John Wesley laid the foundation stone of the octagonal chapel situated off Northgate, which was completed in 1764 – he recommended the shape to avoid conflict with the established church. Local people attended the parish church and Methodist preaching. The chapel also provided teaching in reading and writing for the poor. The chapel was originally built as a symmetrical octagon but by 1802, with the Society including 337 members and 1,002 scholars, one end of the chapel was pulled down and the side walls were extended to provide extra space.

==Media==
Heptonstall Methodist Chapel featured in the BBC Four 2010 series Churches: How to Read Them, in which Richard Taylor named it as one of his ten favourite churches, saying: "If buildings have an aura, this one radiated friendship."

The ruin of St Thomas a Becket church featured as a location in the 1993 BBC Television drama series Mr. Wroe's Virgins directed by Danny Boyle.

The village was the main location used in the BBC Three situation comedy The Gemma Factor, with the local tearoom being used for a major part of the show. It was aired in spring 2010.

Heptonstall was a major location in The Rochdale Pioneers, a film produced by the Co-operative British Youth Film Academy, telling the story of the birth of the Co-operative movement, and screened in November 2012.

Heptonstall is also featured in the 2010 short film Trailing Dirt, directed by Richard Cousins and written by Alison Flack.

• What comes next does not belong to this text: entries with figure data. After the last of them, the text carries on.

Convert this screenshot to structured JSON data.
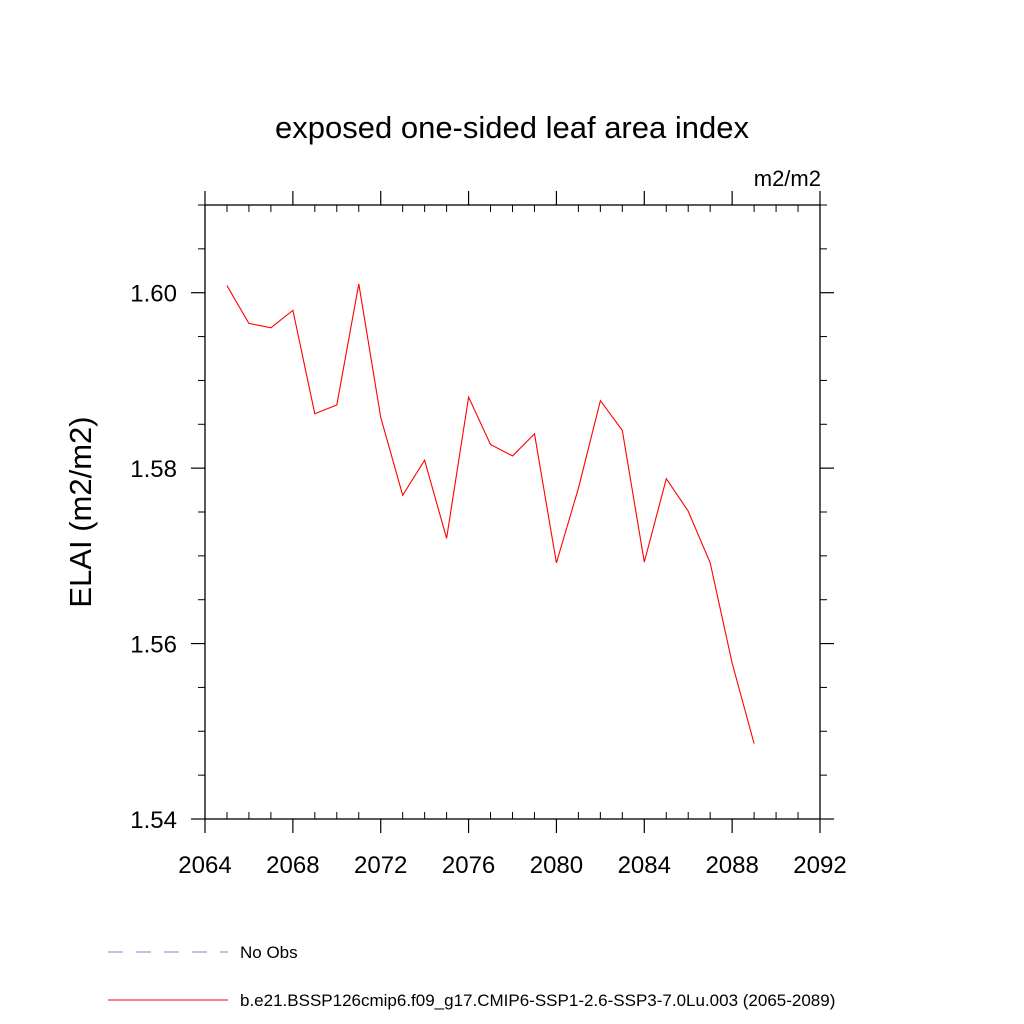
{
  "chart_data": {
    "type": "line",
    "title": "exposed one-sided leaf area index",
    "units": "m2/m2",
    "xlabel": "",
    "ylabel": "ELAI  (m2/m2)",
    "xlim": [
      2064,
      2092
    ],
    "ylim": [
      1.54,
      1.61
    ],
    "x_ticks": [
      2064,
      2068,
      2072,
      2076,
      2080,
      2084,
      2088,
      2092
    ],
    "x_tick_labels": [
      "2064",
      "2068",
      "2072",
      "2076",
      "2080",
      "2084",
      "2088",
      "2092"
    ],
    "x_minor_step": 1,
    "y_ticks": [
      1.54,
      1.56,
      1.58,
      1.6
    ],
    "y_tick_labels": [
      "1.54",
      "1.56",
      "1.58",
      "1.60"
    ],
    "y_minor_step": 0.005,
    "grid": false,
    "legend_position": "bottom",
    "series": [
      {
        "name": "b.e21.BSSP126cmip6.f09_g17.CMIP6-SSP1-2.6-SSP3-7.0Lu.003 (2065-2089)",
        "color": "#ff0000",
        "style": "solid",
        "x": [
          2065,
          2066,
          2067,
          2068,
          2069,
          2070,
          2071,
          2072,
          2073,
          2074,
          2075,
          2076,
          2077,
          2078,
          2079,
          2080,
          2081,
          2082,
          2083,
          2084,
          2085,
          2086,
          2087,
          2088,
          2089
        ],
        "values": [
          1.6008,
          1.5965,
          1.596,
          1.598,
          1.5862,
          1.5872,
          1.601,
          1.5858,
          1.5769,
          1.5809,
          1.572,
          1.5881,
          1.5827,
          1.5814,
          1.5839,
          1.5692,
          1.5777,
          1.5877,
          1.5843,
          1.5693,
          1.5788,
          1.5751,
          1.5692,
          1.5578,
          1.5486
        ]
      }
    ],
    "legend": [
      {
        "label": "No Obs",
        "color": "#8a80c8",
        "style": "dashed"
      },
      {
        "label": "b.e21.BSSP126cmip6.f09_g17.CMIP6-SSP1-2.6-SSP3-7.0Lu.003 (2065-2089)",
        "color": "#ff0000",
        "style": "solid"
      }
    ]
  }
}
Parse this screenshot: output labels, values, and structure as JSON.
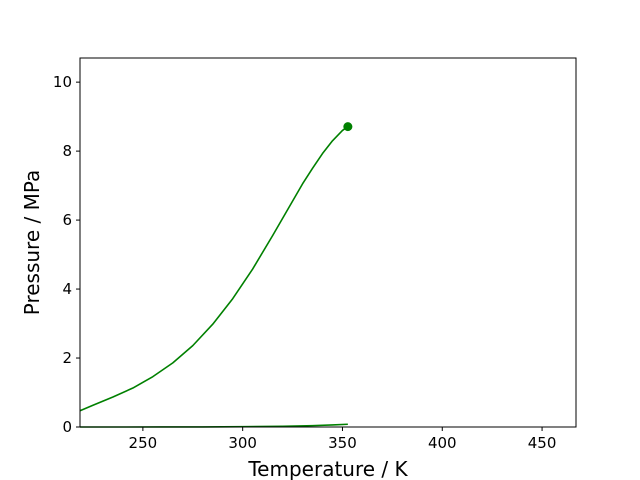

The 2014 BBC drama Happy Valley was partly filmed in Heptonstall, and featured Sylvia Plath's grave.

The BBC drama The Gallows Pole was partly filmed in Heptonstall, an adaptation of a book by Benjamin Myers. It told the story of the Cragg Vale Coiners, who clipped coins. This involved clipping the edges off coins and melting them down to make new coins out of the scraps. It happened on such a large scale, it threatened to devalue the currency. The grave of "King" David Hartley can be seen in the churchyard of St Thomas' Church, Heptonstall.